The transaction did not go ahead. On 26 June 2023, Amedisys announced that it had received an all cash takeover offer (at $101 per share) from United Health. The stock was trading at $75-$80 in the days preceding the offer but traded at closer to $90 following the announcement. 

Fixed Income & Real Estate

While equity managers may have more direct influence on the companies they invest in, fixed income managers are also increasingly influential in their ability to encourage positive change. CLAM is a signatory to the UK Money Market Code.

The Trustee recognises that the investment processes of alternative investments such as real estate mean that stewardship may be less applicable or have a less tangible financial benefit. Nonetheless, the Trustee still expects that, in line with the SIP for the relevant period, portfolio managers within the arrangement should engage with external parties should they identify concerns that may be material.

CLAM believe that attention to ESG in the management of real estate reduces project risk, builds social support and generates value. Such risks are assessed through their environmental management system (EMS) which has been established and aligned to the internationally recognised standard. It assists in the development and continual improvement of environmental performance to the benefit of the business, stakeholders and the wider society.

For the real estate portfolio, CLAM employ a specialist environmental consultant who supported preparing and publishing a detailed Real Estate ESG Policy. Specific detailed engagement case studies were not provided by the manager in relation to fixed income and property, though CLAM publicly disclose quarterly engagement summaries at a firm level, as noted above, and the investment manager confirmed that the themes raised with investee companies are addressed in manager meetings across fixed income and real estate (where applicable).

In Summary

Based on the activity over the year by the Trustee and its service providers, the Trustee is of the opinion that the stewardship policy was implemented effectively in practice.

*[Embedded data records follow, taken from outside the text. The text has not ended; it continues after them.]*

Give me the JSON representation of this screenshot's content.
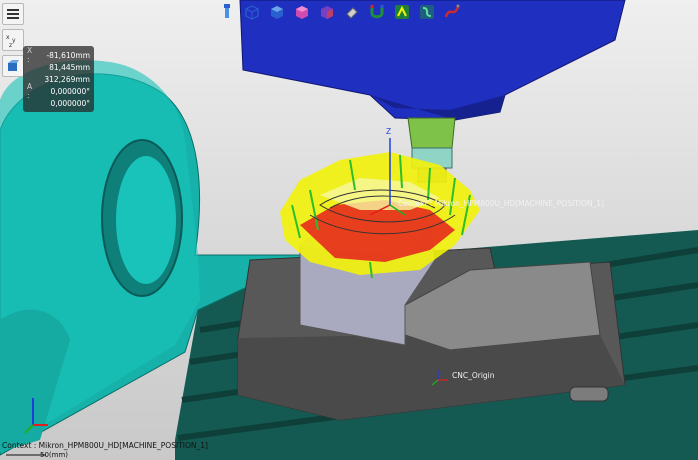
{
  "toolbar_top": {
    "icons": [
      "tool-icon",
      "view-cube-icon",
      "solid-view-icon",
      "wireframe-view-icon",
      "shaded-view-icon",
      "eraser-icon",
      "magnet-icon",
      "collision-icon",
      "path-icon",
      "settings-icon"
    ]
  },
  "toolbar_side": {
    "icons": [
      "menu-icon",
      "axis-icon",
      "part-icon"
    ]
  },
  "coords": {
    "x": {
      "label": "X :",
      "value": "-81,610mm"
    },
    "y": {
      "label": "",
      "value": "81,445mm"
    },
    "z": {
      "label": "",
      "value": "312,269mm"
    },
    "a": {
      "label": "A :",
      "value": "0,000000°"
    },
    "c": {
      "label": "",
      "value": "0,000000°"
    }
  },
  "labels": {
    "context_tool": "Context : Mikron_HPM800U_HD[MACHINE_POSITION_1]",
    "cnc_origin": "CNC_Origin",
    "axis_z": "Z",
    "status_context": "Context : Mikron_HPM800U_HD[MACHINE_POSITION_1]",
    "scale": "50(mm)"
  },
  "colors": {
    "spindle": "#1f2fbf",
    "fixture": "#14b8b0",
    "table": "#155d55",
    "vise": "#5a5a5a",
    "toolpath_yellow": "#f2f20a",
    "toolpath_red": "#e51e1e",
    "toolpath_green": "#2bbf2b"
  }
}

The Trustee notes that the investment manager was able to disclose evidence of voting and engagement activity at a firm level.

The Trustee, along with its investment consultant, has developed a separate Responsible Investment Policy which covers all aspects of Responsible Investment including Stewardship. This policy goes into greater detail than the Stewardship Policy in the SIP.

The Trustee acknowledges that stewardship may be less applicable to certain asset classes and were encouraged that across asset classes, portfolio managers were incorporating responsible investment and ESG considerations in their investment processes.